The powder was discovered while deputies were conducting an investigation involving a domestic incident and opened a letter at the courthouse to examine some documents inside the letter about 5 p.m., King said. After the unknown powdery substance fell to the floor, the department “was placed on a lock down and local area emergency responders were notified,” he said in a prepared statement.
Those responding agencies included the hazardous materials teams and regular firefighters from the Waynesville Rural Fire Protection District, the St. Robert Fire Department and the Fort Leonard Wood Fire Department. Waynesville police, state troopers, and volunteers from the Mark Twain REACT organization closed off the downtown square to all traffic, King said, with an ambulance from the Pulaski County Ambulance District staged nearby for an emergency response if needed.
Since the powder problem took virtually all firefighters away from both cities, firefighters from the Tri-County Rural Fire Protection District came to the Waynesville/St. Robert area to provide backup coverage, but that caused problems when the small Hazelgreen Rural Fire Protection District received an emergency call reporting a pickup truck rollover on Interstate 44 with the pickup on fire and a person trapped inside. Some Tri-County firefighters on their way to Waynesville diverted from their original destination and went instead to mile marker 143 to deal with the rollover and assist Hazelgreen firefighters with their response.

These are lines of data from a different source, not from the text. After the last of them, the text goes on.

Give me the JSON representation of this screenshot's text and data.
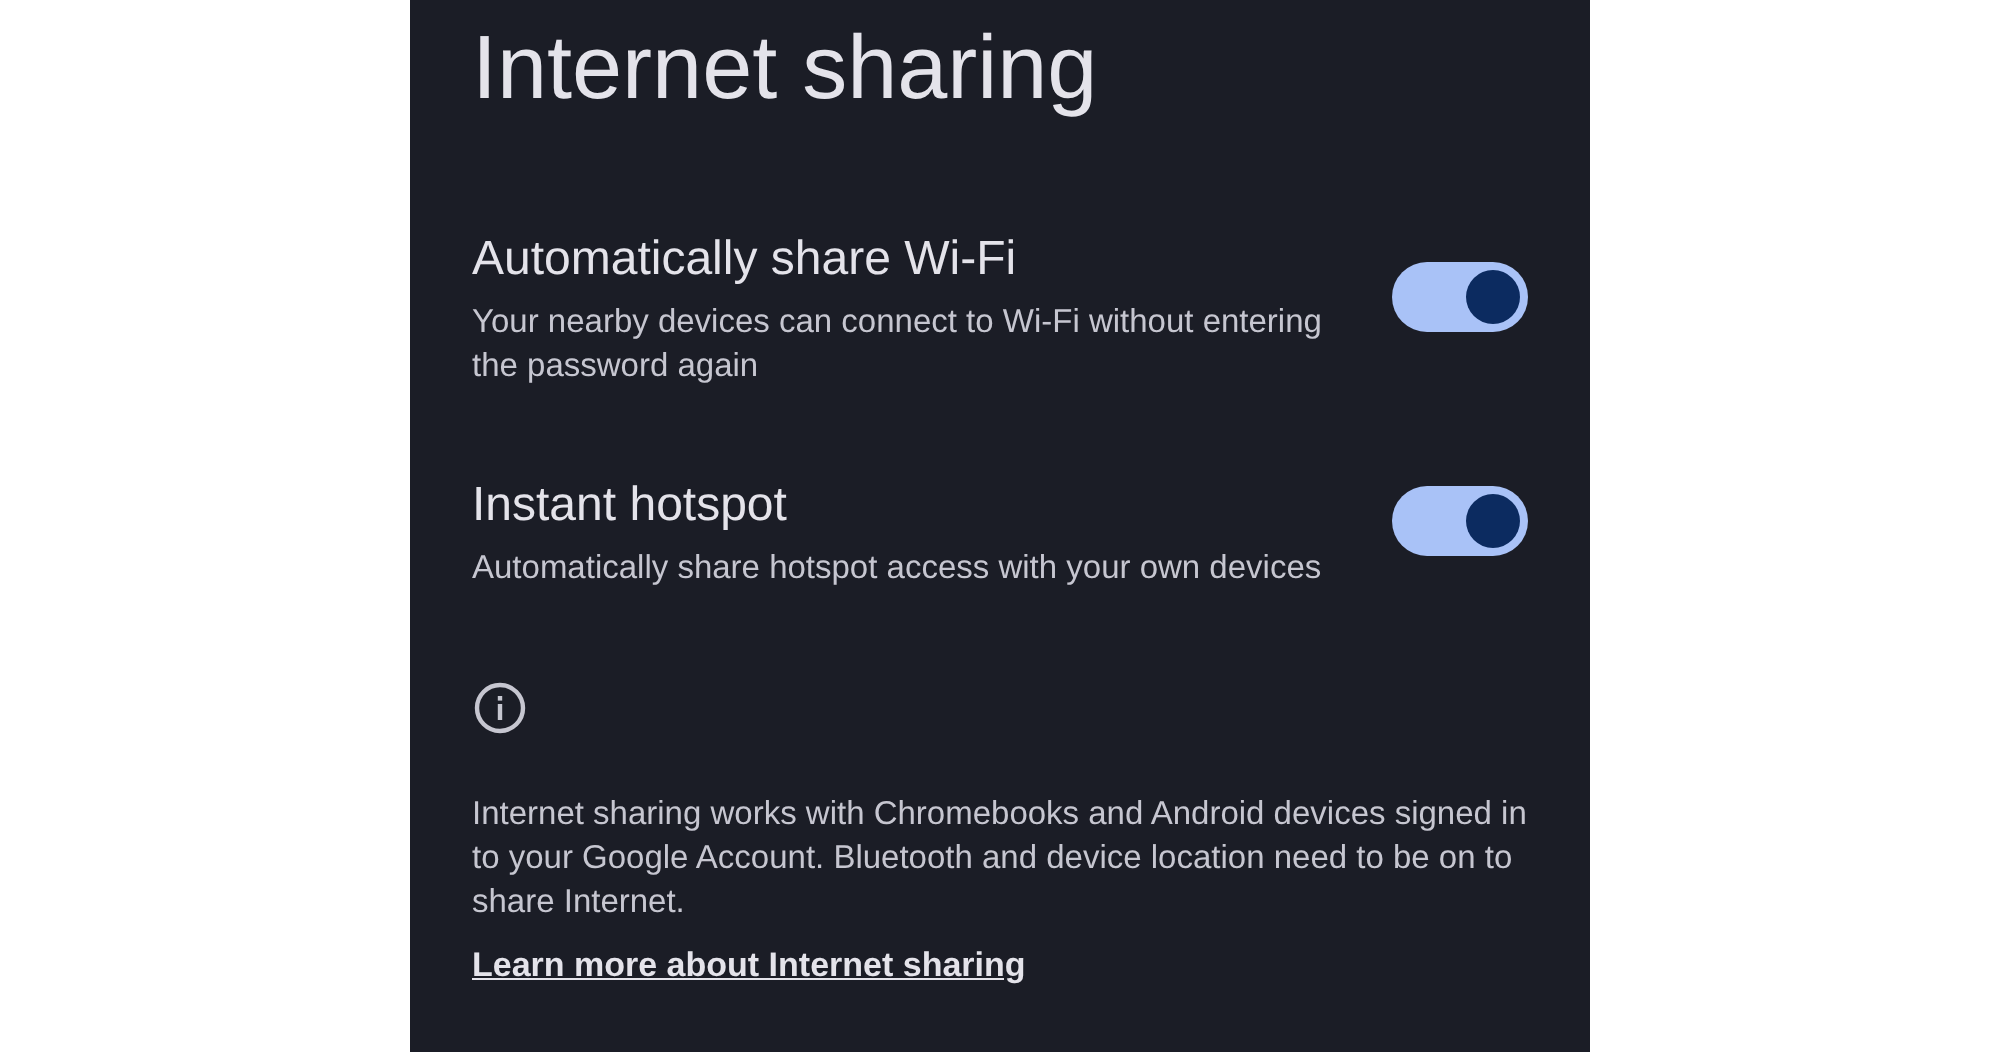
{
  "title": "Internet sharing",
  "settings": [
    {
      "label": "Automatically share Wi-Fi",
      "description": "Your nearby devices can connect to Wi-Fi without entering the password again",
      "on": true
    },
    {
      "label": "Instant hotspot",
      "description": "Automatically share hotspot access with your own devices",
      "on": true
    }
  ],
  "info": {
    "text": "Internet sharing works with Chromebooks and Android devices signed in to your Google Account. Bluetooth and device location need to be on to share Internet.",
    "link": "Learn more about Internet sharing"
  }
}
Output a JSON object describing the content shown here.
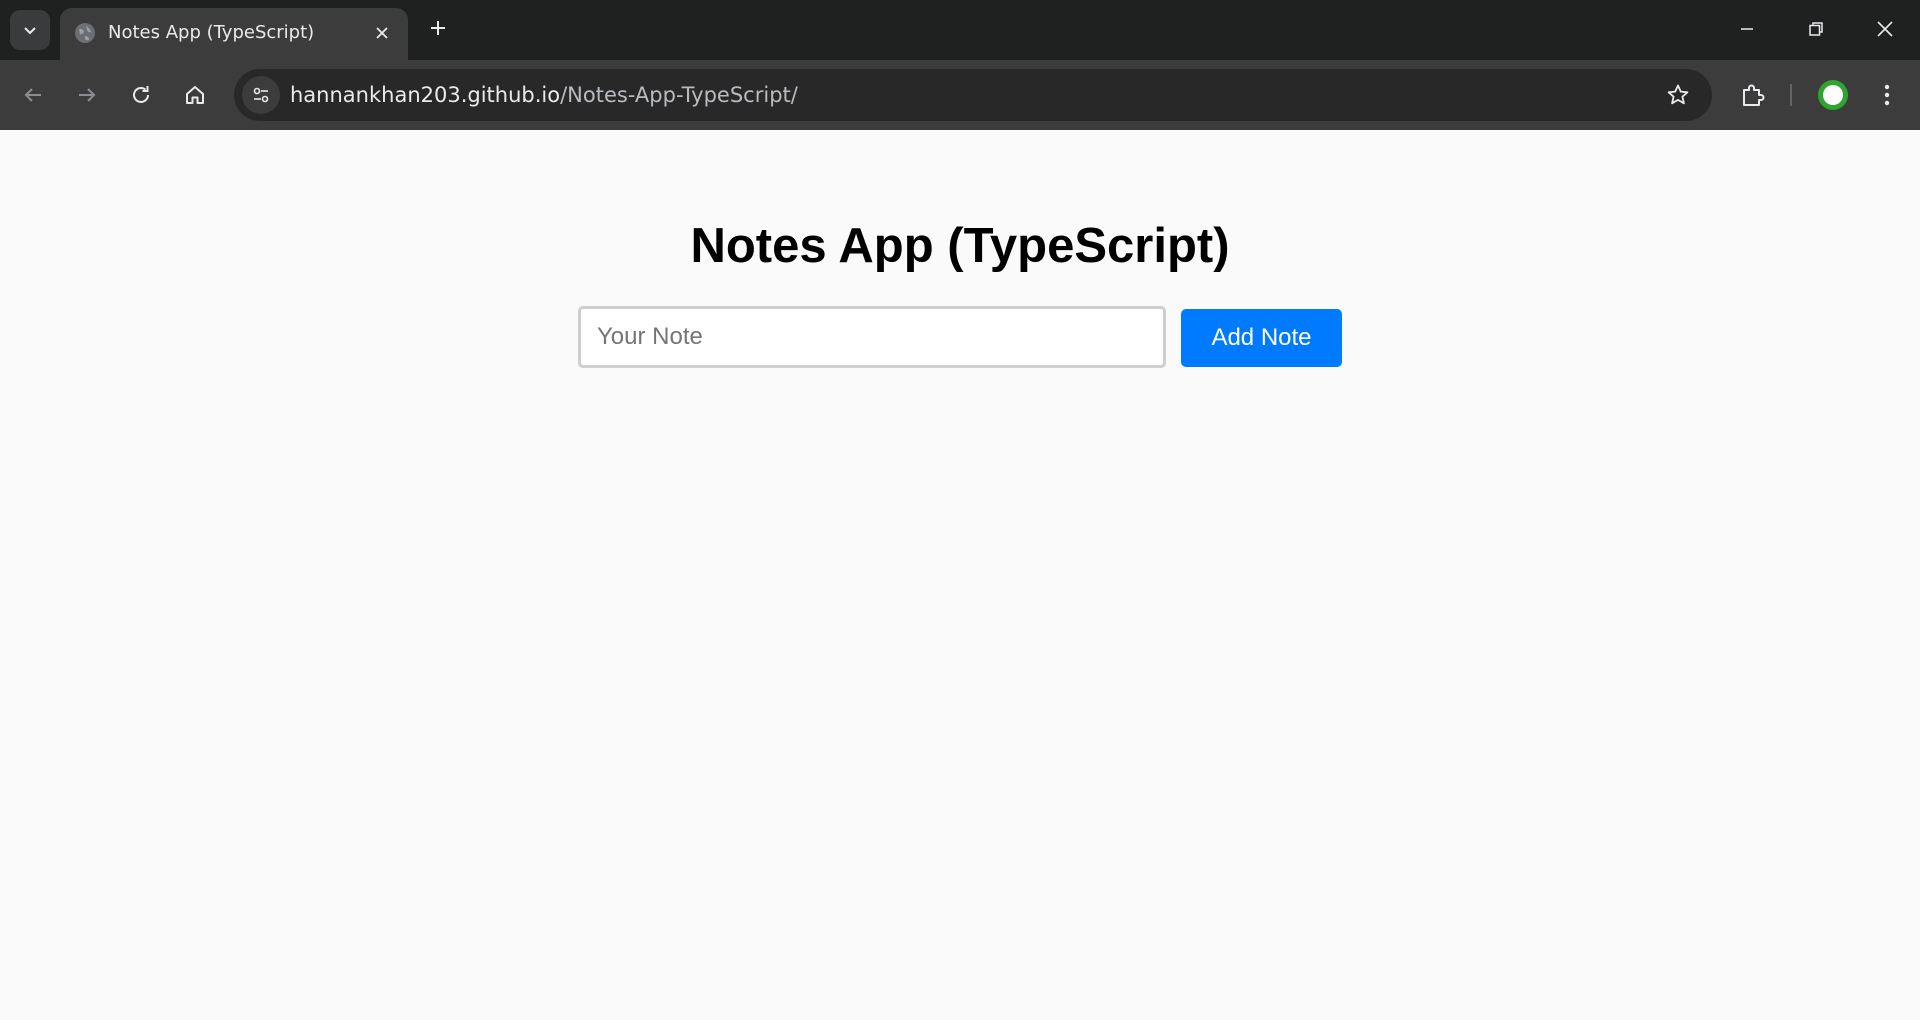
{
  "browser": {
    "tab": {
      "title": "Notes App (TypeScript)",
      "favicon": "globe-icon"
    },
    "address_bar": {
      "url_host": "hannankhan203.github.io",
      "url_path": "/Notes-App-TypeScript/"
    },
    "icons": {
      "tab_search": "chevron-down-icon",
      "tab_close": "close-icon",
      "new_tab": "plus-icon",
      "minimize": "minimize-icon",
      "restore": "restore-icon",
      "close_window": "close-icon",
      "back": "back-arrow-icon",
      "forward": "forward-arrow-icon",
      "reload": "reload-icon",
      "home": "home-icon",
      "site_info": "tune-icon",
      "bookmark": "star-icon",
      "extensions": "puzzle-icon",
      "profile": "avatar",
      "menu": "kebab-menu-icon"
    },
    "colors": {
      "tabbar_bg": "#1f2020",
      "toolbar_bg": "#3c3c3c",
      "omnibox_bg": "#282828"
    }
  },
  "app": {
    "title": "Notes App (TypeScript)",
    "note_input": {
      "placeholder": "Your Note",
      "value": ""
    },
    "add_button_label": "Add Note",
    "colors": {
      "page_bg": "#fafafa",
      "button_bg": "#007bff",
      "button_text": "#ffffff",
      "input_border": "#cfcfcf"
    }
  }
}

Nothing like Saturday’s incident has happened before at the Pulaski County Courthouse, King said, but procedures had already been developed in case an incident might happen.
King said he didn’t want to provide details of how his deputies and local emergency responders reacted to the power problem, but said the plans worked.
“I see no point in advertising to the world what our capabilities and procedures are; suffice it to say the incident was handled in just over two hours, which is a very good time from an unknown substance to incident resolution. I believe we worked together very well on this,” King said. “Let’s just say we have policies and procedures in place for various emergency situations that could come up, and I believe the response tonight was very well done.”